The Johnson County Radio Amateurs Club operates two repeaters:

WØERH 145.290 MHz Repeater System

These pictures were taken May 11, 2007 to comemmorate two years of operation with the new repeater constructed by Bill Brinker, WA0CBW. Photos courtesy of Bill Gery, KA2FNK.




Photo 1: Inside the repeater cabinet. The repeater consists of a commercial grade receiver and transmitter (2), an RF power amplifier (1), a controller, an S-COMM 7k (3) -- that's the brain that runs the machine, and a metering panel (4) that we can use to check various functions out when we do on-site maintenence. Note that huge heat sink on the power amplifier: This unit is designed for 100 watts continuous-duty transmit. We run it at a conservative 50 watts output. The jumper (arrow) allows us to bypass the S-COMM controller in case it fails.






Photo 2: A look up at the tower as seen from the east. It's about 110 feet high. The 145.29 repeater antenna is the vertical element on the east face of the platform. The other antennas are part of the cell site that we co-inhabit.






Photo 3: This is the duplexer. It consists of four tuned-cavity filters. Its job is to allow the repeater to transmit and receive on the same antenna simultaneously. It is configured as a dual bandpass-bandreject system. The transmitter drives a bandpass tuned to 145.290 MHz, with a bandreject at 144.690 MHz (the receiver's input frequency). The receiver is in turn fed from the second pair of "cans," with bandpass of 144.690 MHz and bandreject of 145.290 MHz. Confused yet? Without these filters, the transmitter's energy would literally blow out the front end of the sensitive receiver. It takes a steady hand (and about $20k in test gear) to properly tune them, and fortunately that doesn't have to happen very often.

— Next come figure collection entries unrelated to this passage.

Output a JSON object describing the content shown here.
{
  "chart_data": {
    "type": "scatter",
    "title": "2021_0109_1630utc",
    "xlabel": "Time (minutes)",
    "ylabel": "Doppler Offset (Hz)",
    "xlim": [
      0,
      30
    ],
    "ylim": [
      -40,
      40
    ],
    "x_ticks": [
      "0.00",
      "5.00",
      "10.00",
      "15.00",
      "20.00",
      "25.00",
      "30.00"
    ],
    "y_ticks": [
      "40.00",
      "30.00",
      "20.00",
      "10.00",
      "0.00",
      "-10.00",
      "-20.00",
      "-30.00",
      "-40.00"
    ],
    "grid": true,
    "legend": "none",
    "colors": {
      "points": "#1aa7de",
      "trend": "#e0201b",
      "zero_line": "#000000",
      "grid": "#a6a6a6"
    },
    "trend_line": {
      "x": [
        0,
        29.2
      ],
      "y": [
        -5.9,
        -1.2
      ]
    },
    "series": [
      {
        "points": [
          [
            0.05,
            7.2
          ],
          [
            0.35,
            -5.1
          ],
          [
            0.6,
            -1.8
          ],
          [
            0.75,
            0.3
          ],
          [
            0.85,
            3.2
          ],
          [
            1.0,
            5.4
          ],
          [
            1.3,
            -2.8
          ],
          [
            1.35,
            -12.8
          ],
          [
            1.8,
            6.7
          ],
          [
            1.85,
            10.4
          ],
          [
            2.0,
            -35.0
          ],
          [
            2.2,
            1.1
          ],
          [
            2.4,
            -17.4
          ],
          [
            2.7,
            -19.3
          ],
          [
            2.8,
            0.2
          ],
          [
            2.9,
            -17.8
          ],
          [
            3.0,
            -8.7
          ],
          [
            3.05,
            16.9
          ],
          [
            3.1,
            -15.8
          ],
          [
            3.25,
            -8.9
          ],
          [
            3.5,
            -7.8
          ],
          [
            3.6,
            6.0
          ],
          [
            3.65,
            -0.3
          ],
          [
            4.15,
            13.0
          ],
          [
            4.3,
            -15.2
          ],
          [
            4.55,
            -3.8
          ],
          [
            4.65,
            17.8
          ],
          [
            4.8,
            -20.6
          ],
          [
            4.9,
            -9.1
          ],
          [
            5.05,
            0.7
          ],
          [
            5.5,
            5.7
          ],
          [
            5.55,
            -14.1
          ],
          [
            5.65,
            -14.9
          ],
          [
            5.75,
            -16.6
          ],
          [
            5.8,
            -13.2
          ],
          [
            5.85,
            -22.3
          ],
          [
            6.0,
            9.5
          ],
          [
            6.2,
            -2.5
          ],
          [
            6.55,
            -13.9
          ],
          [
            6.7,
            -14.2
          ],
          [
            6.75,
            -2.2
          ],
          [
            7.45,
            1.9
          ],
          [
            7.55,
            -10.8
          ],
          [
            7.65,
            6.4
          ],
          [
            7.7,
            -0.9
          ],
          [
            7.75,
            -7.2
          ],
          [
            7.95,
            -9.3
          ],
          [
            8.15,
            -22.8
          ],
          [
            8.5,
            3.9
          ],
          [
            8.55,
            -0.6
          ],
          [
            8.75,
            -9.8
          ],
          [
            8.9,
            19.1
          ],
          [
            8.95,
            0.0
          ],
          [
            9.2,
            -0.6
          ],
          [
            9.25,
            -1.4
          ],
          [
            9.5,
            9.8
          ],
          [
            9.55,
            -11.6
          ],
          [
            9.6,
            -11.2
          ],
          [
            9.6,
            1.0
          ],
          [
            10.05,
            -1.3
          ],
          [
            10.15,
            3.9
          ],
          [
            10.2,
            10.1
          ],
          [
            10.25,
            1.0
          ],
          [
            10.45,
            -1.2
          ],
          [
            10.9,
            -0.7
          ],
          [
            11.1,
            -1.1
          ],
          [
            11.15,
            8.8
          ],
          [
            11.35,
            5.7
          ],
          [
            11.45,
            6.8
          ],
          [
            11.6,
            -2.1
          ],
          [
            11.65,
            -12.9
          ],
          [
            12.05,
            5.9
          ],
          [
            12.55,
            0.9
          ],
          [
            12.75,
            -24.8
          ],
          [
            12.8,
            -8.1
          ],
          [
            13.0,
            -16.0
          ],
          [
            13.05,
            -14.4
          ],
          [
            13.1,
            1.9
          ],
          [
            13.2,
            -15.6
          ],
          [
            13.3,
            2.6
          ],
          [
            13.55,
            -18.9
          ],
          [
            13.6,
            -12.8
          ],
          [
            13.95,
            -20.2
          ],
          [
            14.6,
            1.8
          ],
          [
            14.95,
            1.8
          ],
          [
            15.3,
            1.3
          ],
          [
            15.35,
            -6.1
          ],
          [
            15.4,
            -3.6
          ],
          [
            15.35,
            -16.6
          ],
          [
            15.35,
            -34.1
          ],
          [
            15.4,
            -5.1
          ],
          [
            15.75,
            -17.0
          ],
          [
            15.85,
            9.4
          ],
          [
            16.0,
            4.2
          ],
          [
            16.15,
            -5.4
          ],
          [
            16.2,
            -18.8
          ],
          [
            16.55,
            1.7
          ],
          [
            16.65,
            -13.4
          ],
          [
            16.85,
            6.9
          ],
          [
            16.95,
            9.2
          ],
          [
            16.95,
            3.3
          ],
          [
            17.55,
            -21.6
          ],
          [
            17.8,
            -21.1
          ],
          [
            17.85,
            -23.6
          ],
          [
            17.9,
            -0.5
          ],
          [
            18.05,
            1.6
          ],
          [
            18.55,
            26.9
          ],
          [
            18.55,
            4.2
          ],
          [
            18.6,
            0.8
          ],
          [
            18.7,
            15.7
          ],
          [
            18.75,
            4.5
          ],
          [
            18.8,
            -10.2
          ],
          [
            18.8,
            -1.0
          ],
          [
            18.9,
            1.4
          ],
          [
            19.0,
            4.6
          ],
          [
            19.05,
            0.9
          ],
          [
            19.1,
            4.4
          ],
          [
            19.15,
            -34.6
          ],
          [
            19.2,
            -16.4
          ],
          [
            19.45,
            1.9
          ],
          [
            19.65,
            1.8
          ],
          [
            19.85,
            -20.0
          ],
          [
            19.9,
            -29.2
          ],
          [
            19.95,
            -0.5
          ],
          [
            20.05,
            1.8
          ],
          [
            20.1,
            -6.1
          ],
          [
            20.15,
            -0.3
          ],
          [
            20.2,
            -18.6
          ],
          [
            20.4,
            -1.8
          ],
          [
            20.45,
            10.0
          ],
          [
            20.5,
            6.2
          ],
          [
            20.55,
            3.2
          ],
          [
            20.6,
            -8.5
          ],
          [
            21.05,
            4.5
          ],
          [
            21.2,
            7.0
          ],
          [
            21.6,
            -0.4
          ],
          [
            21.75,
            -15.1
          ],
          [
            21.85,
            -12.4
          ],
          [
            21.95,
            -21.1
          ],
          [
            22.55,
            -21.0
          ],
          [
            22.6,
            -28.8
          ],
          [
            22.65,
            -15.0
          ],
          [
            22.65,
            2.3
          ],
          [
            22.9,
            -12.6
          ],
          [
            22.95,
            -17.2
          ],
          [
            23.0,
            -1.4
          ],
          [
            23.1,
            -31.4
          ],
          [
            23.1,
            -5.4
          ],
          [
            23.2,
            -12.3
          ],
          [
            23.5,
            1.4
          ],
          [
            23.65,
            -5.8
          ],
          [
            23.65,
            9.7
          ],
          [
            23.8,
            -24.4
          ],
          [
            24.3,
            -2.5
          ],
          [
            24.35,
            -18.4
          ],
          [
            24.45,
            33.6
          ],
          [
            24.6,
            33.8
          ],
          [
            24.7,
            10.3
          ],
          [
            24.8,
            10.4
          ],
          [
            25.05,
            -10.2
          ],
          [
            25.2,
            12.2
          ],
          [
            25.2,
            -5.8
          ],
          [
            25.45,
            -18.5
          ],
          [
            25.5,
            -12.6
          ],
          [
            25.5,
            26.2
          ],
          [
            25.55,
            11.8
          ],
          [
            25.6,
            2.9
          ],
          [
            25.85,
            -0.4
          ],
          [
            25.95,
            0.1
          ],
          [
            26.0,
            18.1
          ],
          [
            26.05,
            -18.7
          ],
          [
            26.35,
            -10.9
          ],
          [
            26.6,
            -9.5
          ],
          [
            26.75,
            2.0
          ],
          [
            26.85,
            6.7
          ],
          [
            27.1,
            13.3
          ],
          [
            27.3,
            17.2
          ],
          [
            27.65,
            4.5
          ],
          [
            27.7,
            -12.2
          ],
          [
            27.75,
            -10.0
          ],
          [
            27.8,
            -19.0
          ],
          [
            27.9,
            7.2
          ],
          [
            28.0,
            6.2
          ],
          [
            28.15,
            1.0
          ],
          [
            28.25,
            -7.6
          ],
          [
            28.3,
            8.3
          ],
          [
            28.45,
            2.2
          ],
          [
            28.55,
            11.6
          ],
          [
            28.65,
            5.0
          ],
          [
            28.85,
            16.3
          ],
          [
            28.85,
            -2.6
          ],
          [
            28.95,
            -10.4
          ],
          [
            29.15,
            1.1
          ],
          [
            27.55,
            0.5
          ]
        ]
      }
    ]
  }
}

Photo 4: This is the frequency response of the receiver's bandpass-bandreject filter (two of the four cans) during the last alignment, which was performed in 1998 at the QTH of NØGSG. The horizontal axis is frequency and the vertical axis is amplitude. At the input frequency (144.690 MHz) almost all of the signal passes through; however, very little transmit energy (at 145.290 MHz) is allowed through. The frequency response of the bandpass-bandreject for the transmitter side looks just like this, but it is a mirror-image (left-to-right) as the transmitter produces the 145.290 MHz transmit frequency (which needs to get to the antenna) while the 144.690 MHz input frequency must be suppressed.






Photo 5: Our site shares 120 V power with the cellular base station. This power is emergency-backed by this generator and automatic bus transfer switch.






Photo 6: Bill (WA0CBW) explains the features of the repeater to the assembled club members. In the background you can see part of the KCPL electrical substation that is adjacent to our site.



WØERH 443.250 MHz Repeater System

Brief History of the WØERH 145.290 MHz Repeater

Our repeater came into existence in 1993, and has lived in several different places before finding its current home.